I hesitate, then force myself to speak. ‘I’ve resented you for a long time for leaving me behind. My life these past few years has been...hard. You were always caught up in your life, and I was caught up in Ma. I lost a part of myself taking care of her.’
‘I’m sorry for being inconsiderate,’ Tina whispers, tears spilling. Vikram, who’s been silent all this while, nods. ‘I am sorry too. I should’ve been more present.’
‘Then why,’ I ask, my voice snapping, ‘did you never come when Ma died? I waited for you.’
Tina looks down and her eyes flicker with pain. She places a hand on her belly and sobs. ‘I wanted to tell you about the baby, but Ma was so sick. And then I lost—I lost her the same day Ma—’ She collapses into tears. ‘I’ll never forgive myself for not being there.’
The air leaves my body. Without a word, I lower myself beside her. I guide her head to my shoulder. Her arm curls around me, and together, we cry the way sisters do when holding it in becomes unbearable. ‘I’m sorry,’ I whisper between breaths.
‘I’m glad you came. I’ve missed you.’ Tina lifts her head and tucks a plastered strand of hair from my forehead. After a long pause, she says, ‘How about I cook Ma’s recipe for mutton soup tonight? I know you love it.’
I let out a shaky smile. Looking around, I say, ‘And it wasn’t really the curry incident that gave you away. It was the seashell photo frame. I couldn’t find it anywhere. You’ve always kept it in your house where you can see it every day.’
Tina laughs softly. ‘How did I not think of that?’
I glance at her. ‘So, what’s next?’
She looks thoughtful. ‘I think our time here is done. This place no longer feels like home. Maybe it never was.’
I purse my lips and take her hand in mine. Outside, the tangerine light squashes through the window. For the first time in years, I don’t feel like I’m the only one holding everything together. And for now, that’s enough.
*
You lie curled on the couch with an ache in your head. The smell of onions sizzling in ghee drifts toward you. Ma is making mutton soup, the kind she always makes when you’re sick.
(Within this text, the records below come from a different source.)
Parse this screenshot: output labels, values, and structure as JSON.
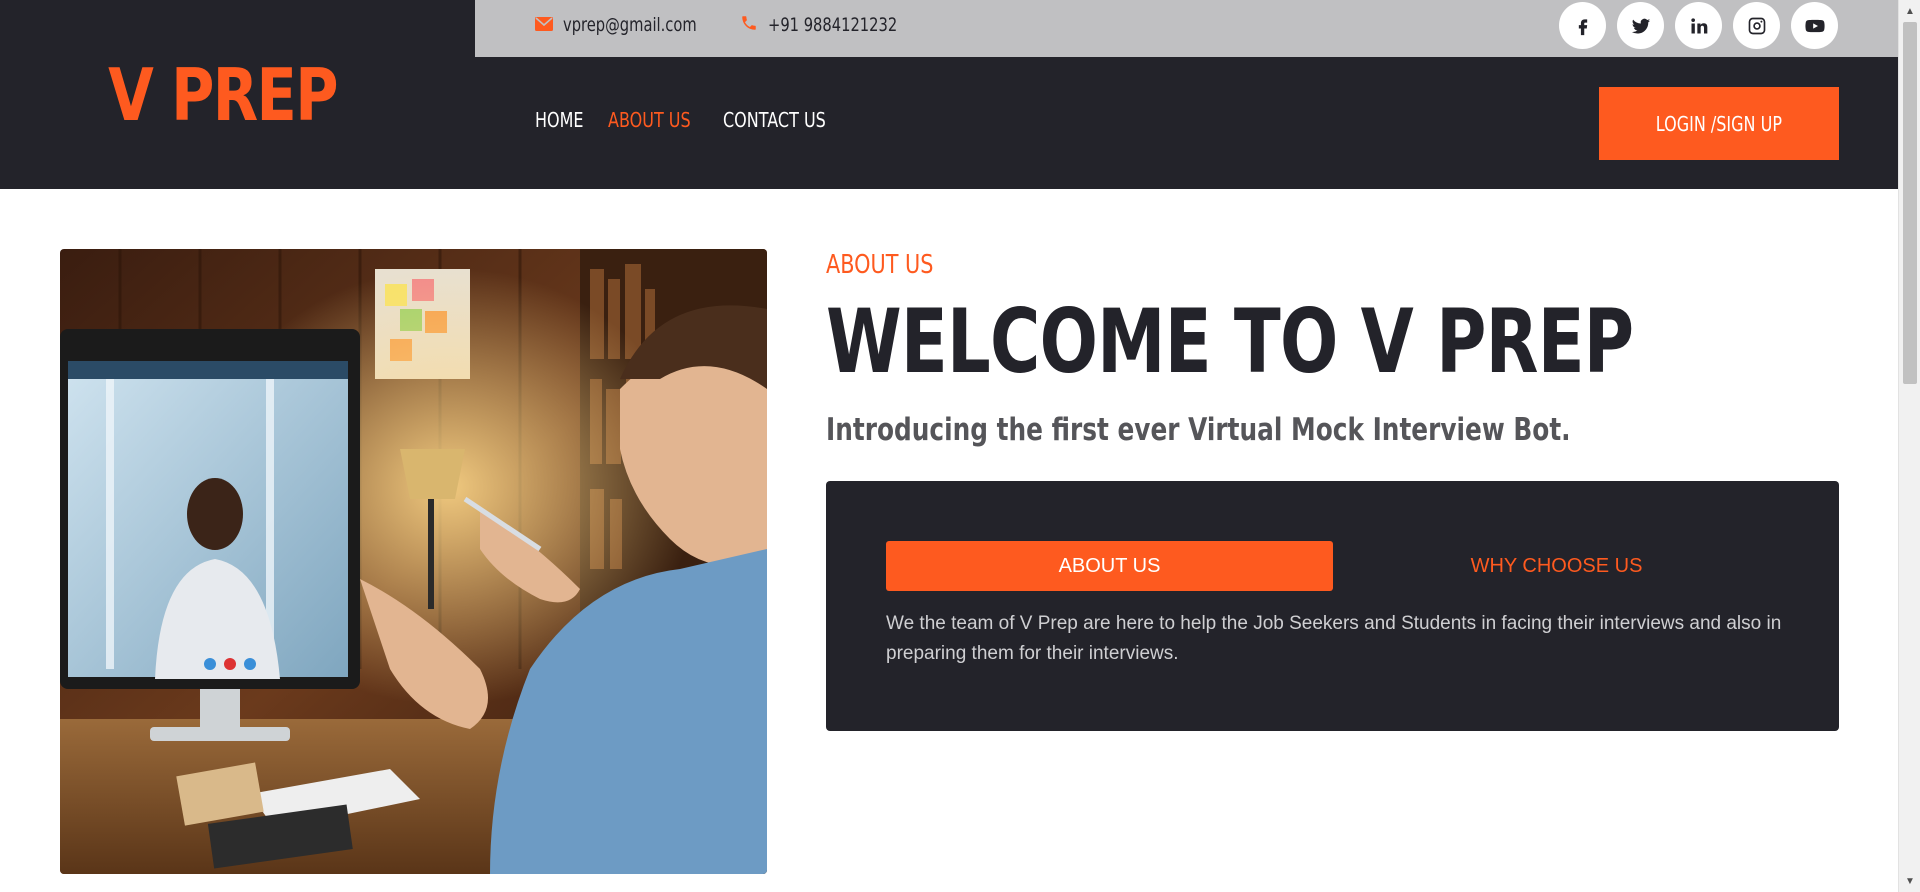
{
  "brand": {
    "name": "V PREP",
    "accent_color": "#fe5a1f",
    "dark_color": "#23232a"
  },
  "topbar": {
    "email": {
      "icon": "envelope-icon",
      "text": "vprep@gmail.com"
    },
    "phone": {
      "icon": "phone-icon",
      "text": "+91 9884121232"
    },
    "socials": [
      {
        "name": "facebook",
        "icon": "facebook-icon"
      },
      {
        "name": "twitter",
        "icon": "twitter-icon"
      },
      {
        "name": "linkedin",
        "icon": "linkedin-icon"
      },
      {
        "name": "instagram",
        "icon": "instagram-icon"
      },
      {
        "name": "youtube",
        "icon": "youtube-icon"
      }
    ]
  },
  "nav": {
    "items": [
      {
        "label": "HOME",
        "active": false
      },
      {
        "label": "ABOUT US",
        "active": true
      },
      {
        "label": "CONTACT US",
        "active": false
      }
    ],
    "login_label": "LOGIN /SIGN UP"
  },
  "about": {
    "eyebrow": "ABOUT US",
    "headline": "WELCOME TO V PREP",
    "subhead": "Introducing the first ever Virtual Mock Interview Bot.",
    "tabs": [
      {
        "label": "ABOUT US",
        "active": true
      },
      {
        "label": "WHY CHOOSE US",
        "active": false
      }
    ],
    "body": "We the team of V Prep are here to help the Job Seekers and Students in facing their interviews and also in preparing them for their interviews."
  }
}
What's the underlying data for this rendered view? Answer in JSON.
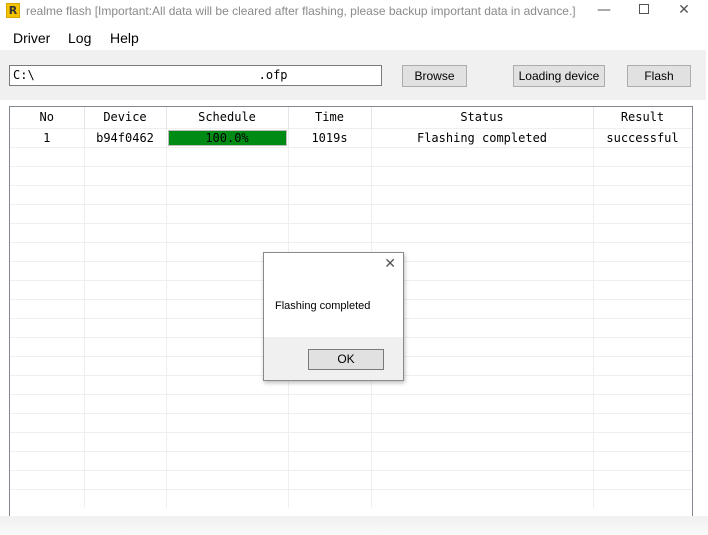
{
  "window": {
    "title": "realme flash [Important:All data will be cleared after flashing, please backup important data in advance.]",
    "app_icon_glyph": "R",
    "minimize_glyph": "—",
    "close_glyph": "✕"
  },
  "menu": {
    "items": [
      {
        "label": "Driver"
      },
      {
        "label": "Log"
      },
      {
        "label": "Help"
      }
    ]
  },
  "toolbar": {
    "path_value": "C:\\                               .ofp",
    "browse_label": "Browse",
    "loading_device_label": "Loading device",
    "flash_label": "Flash"
  },
  "table": {
    "headers": [
      "No",
      "Device",
      "Schedule",
      "Time",
      "Status",
      "Result"
    ],
    "rows": [
      {
        "no": "1",
        "device": "b94f0462",
        "schedule_label": "100.0%",
        "schedule_progress": 1.0,
        "time": "1019s",
        "status": "Flashing completed",
        "result": "successful"
      }
    ]
  },
  "dialog": {
    "message": "Flashing completed",
    "ok_label": "OK",
    "close_glyph": "✕"
  },
  "colors": {
    "progress_fill": "#008c14",
    "title_text": "#8a8a8a"
  }
}
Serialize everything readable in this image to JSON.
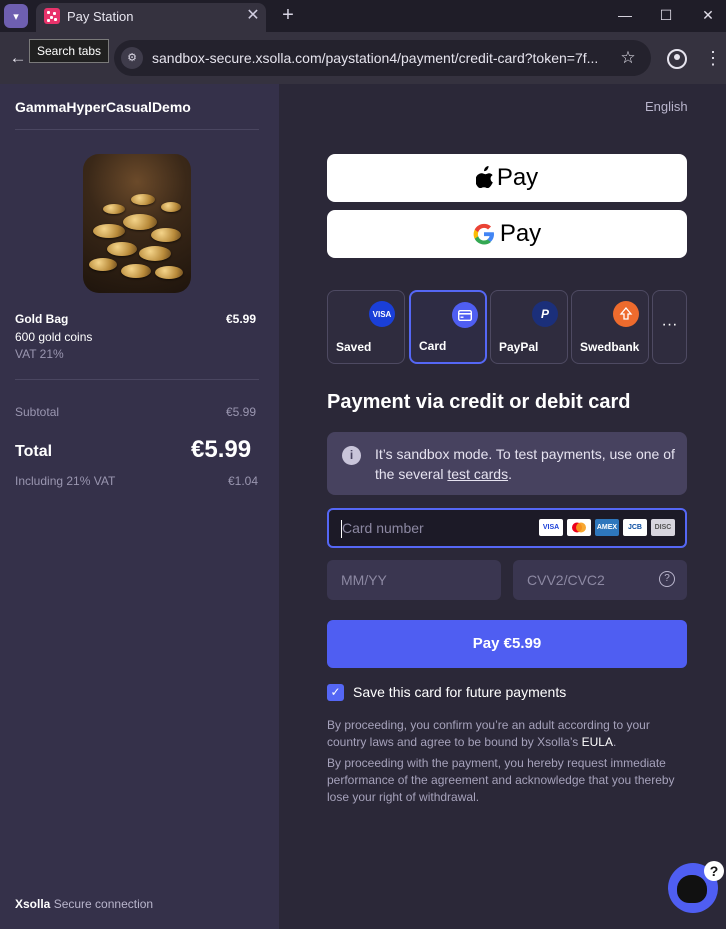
{
  "browser": {
    "tab_title": "Pay Station",
    "tooltip": "Search tabs",
    "url": "sandbox-secure.xsolla.com/paystation4/payment/credit-card?token=7f..."
  },
  "sidebar": {
    "merchant": "GammaHyperCasualDemo",
    "item_name": "Gold Bag",
    "item_price": "€5.99",
    "item_desc": "600 gold coins",
    "item_vat": "VAT 21%",
    "subtotal_label": "Subtotal",
    "subtotal_value": "€5.99",
    "total_label": "Total",
    "total_value": "€5.99",
    "incl_vat_label": "Including 21% VAT",
    "incl_vat_value": "€1.04",
    "secure_brand": "Xsolla",
    "secure_text": "Secure connection"
  },
  "main": {
    "language": "English",
    "apple_pay_label": "Pay",
    "google_pay_label": "Pay",
    "methods": [
      {
        "label": "Saved",
        "icon": "VISA",
        "color": "#1a3fd8"
      },
      {
        "label": "Card",
        "icon": "card-icon",
        "color": "#4f5ef2"
      },
      {
        "label": "PayPal",
        "icon": "P",
        "color": "#1b2f7a"
      },
      {
        "label": "Swedbank",
        "icon": "tree-icon",
        "color": "#ee6b2d"
      }
    ],
    "more_label": "···",
    "section_title": "Payment via credit or debit card",
    "info_text_1": "It’s sandbox mode. To test payments, use one of the several ",
    "info_link": "test cards",
    "info_text_2": ".",
    "card_placeholder": "Card number",
    "card_brands": [
      "VISA",
      "MC",
      "AMEX",
      "JCB",
      "DISC"
    ],
    "expiry_placeholder": "MM/YY",
    "cvv_placeholder": "CVV2/CVC2",
    "pay_button": "Pay €5.99",
    "save_card_label": "Save this card for future payments",
    "legal_1a": "By proceeding, you confirm you’re an adult according to your country laws and agree to be bound by Xsolla’s ",
    "legal_1_link": "EULA",
    "legal_1b": ".",
    "legal_2": "By proceeding with the payment, you hereby request immediate performance of the agreement and acknowledge that you thereby lose your right of withdrawal."
  },
  "colors": {
    "accent": "#4f5ef2",
    "sidebar_bg": "#35314a",
    "main_bg": "#2b2838"
  }
}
You can hear the ladle clanging against the pot and the splutter as she adds water to it.
Tina sits cross-legged next to you, refusing to leave your side even for a minute, pressing a damp cloth to your forehead. ‘You should rest,’ you murmur in a hoarse voice.
‘So should you,’ she replies, folding her arms.
You want to roll your eyes but don’t have the strength.
From the kitchen, Ma calls out, ‘Almost done. Just five more minutes!’
Tina adjusts the blanket around you and draws circles on your arm with her finger. You manage a weak laugh that turns into a cough. Instantly, her hand is on your back, rubbing gently.
Ma finally appears with the soup, steam rising in curls. She places it carefully on the coffee table. ‘Drink while it’s hot.’
You sit up slowly, the blanket sliding off your shoulders, and Tina grabs the bowl before you can. She tests the heat with her breath, then holds the spoon to your lips.
Ma stands nearby, pretending to tidy up, but really just watching the two of you.